In the case of the sample passage, the last sentence has a sharp and unexpected ending. The last few words, “out of focus” are an unexpected way to end the paragraph because the entire paragraph has been about how topics are cohesive tools. Ending on this note leaves the reader feeling uneasy about leaving topics out of context, which is the aim of the sample passage.
On a paragraph level:
Will your reader be able to identify quickly the "topic" of each paragraph?
Note: it is easier to see coherence and clarity in other people's writing because by the time we reach a final draft, everything we write seems old or familiar to us. Improving on this takes practice. Try giving yourself a few days between writing and revising to get a fresh look.
Steps for Revising Your Paper
When you have plenty of time to revise, use the time to work on your paper and to take breaks from writing. If you can forget about your draft for a day or two, you may return to it with a fresh outlook. During the revising process, put your writing aside at least twice—once during the first part of the process, when you are reorganizing your work, and once during the second part, when you are polishing and paying attention to details.

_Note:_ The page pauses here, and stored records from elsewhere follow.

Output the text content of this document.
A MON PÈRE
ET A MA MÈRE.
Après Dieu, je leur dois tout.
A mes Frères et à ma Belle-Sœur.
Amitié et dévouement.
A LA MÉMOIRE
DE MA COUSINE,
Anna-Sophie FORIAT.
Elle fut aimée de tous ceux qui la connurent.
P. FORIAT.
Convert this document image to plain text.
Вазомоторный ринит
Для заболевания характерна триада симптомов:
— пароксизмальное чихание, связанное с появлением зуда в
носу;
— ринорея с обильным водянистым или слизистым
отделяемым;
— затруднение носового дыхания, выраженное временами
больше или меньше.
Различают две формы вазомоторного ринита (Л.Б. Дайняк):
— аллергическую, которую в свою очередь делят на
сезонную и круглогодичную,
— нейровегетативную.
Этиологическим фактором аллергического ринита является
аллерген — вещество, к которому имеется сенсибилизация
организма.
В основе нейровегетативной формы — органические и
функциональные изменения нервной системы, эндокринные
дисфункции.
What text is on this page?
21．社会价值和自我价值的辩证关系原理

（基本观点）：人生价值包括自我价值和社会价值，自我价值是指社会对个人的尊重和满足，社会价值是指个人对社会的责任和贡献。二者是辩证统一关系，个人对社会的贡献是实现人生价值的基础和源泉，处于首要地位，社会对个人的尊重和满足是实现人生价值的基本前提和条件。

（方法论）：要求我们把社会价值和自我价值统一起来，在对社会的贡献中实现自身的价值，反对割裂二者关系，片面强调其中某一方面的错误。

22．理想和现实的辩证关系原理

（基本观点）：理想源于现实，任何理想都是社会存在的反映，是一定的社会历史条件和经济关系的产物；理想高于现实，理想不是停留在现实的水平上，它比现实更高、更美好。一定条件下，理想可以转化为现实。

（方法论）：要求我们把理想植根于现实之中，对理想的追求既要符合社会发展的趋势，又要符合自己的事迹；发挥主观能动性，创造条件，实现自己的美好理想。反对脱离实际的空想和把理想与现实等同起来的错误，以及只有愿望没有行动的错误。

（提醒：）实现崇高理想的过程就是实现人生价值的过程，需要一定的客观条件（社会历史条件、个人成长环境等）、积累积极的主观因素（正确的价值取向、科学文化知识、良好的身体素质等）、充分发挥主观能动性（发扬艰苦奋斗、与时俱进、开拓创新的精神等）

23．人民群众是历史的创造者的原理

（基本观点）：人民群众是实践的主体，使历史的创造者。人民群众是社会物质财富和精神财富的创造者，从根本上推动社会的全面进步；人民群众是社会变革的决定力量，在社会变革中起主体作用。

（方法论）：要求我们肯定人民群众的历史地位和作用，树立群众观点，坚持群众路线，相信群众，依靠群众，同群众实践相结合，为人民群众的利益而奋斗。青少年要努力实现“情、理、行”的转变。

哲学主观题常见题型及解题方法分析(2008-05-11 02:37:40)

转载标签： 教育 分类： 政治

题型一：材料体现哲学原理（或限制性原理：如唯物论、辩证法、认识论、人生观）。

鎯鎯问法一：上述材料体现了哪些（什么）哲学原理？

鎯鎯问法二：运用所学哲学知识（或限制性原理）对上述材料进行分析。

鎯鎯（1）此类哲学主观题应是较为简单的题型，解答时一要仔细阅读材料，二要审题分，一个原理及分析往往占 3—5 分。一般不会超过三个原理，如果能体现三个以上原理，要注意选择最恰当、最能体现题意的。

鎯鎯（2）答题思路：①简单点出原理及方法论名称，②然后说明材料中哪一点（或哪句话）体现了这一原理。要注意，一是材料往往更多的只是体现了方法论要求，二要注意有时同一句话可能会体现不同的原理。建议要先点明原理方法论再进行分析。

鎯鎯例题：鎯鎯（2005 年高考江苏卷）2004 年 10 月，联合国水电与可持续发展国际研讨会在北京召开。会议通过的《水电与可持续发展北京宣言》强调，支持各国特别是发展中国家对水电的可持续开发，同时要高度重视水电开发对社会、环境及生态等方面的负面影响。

Use the following questions to evaluate your drafts. You can use your responses to revise your papers by reorganizing them to make your best points stand out, by adding needed information, by eliminating irrelevant information, and by clarifying sections or sentences.
Find your main point.
What are you trying to say in the paper? In other words, try to summarize your thesis, or main point, and the evidence you are using to support that point. Try to imagine that this paper belongs to someone else. Does the paper have a clear thesis? Do you know what the paper is going to be about?
Identify your readers and your purpose.
What are you trying to do in the paper? In other words, are you trying to argue with the reading, to analyze the reading, to evaluate the reading, to apply the reading to another situation, or to accomplish another goal?
Evaluate your evidence.
Does the body of your paper support your thesis? Do you offer enough evidence to support your claim? If you are using quotations from the text as evidence, did you cite them properly?
Save only the good pieces.
Do all of the ideas relate back to the thesis? Is there anything that doesn't seem to fit? If so, you either need to change your thesis to reflect the idea or cut the idea.
Tighten and clean up your language.
Do all of the ideas in the paper make sense? Are there unclear or confusing ideas or sentences? Read your paper out loud and listen for awkward pauses and unclear ideas. Cut out extra words, vagueness, and misused words.
Eliminate mistakes in grammar and usage.
Do you see any problems with grammar, punctuation, or spelling? If you think something is wrong, you should make a note of it, even if you don't know how to fix it. You can always talk to a Writing Lab tutor about how to correct errors.
Switch from writer-centered to reader-centered.
Try to detach yourself from what you've written; pretend that you are reviewing someone else's work. What would you say is the most successful part of your paper? Why? How could this part be made even better? What would you say is the least successful part of your paper? Why? How could this part be improved?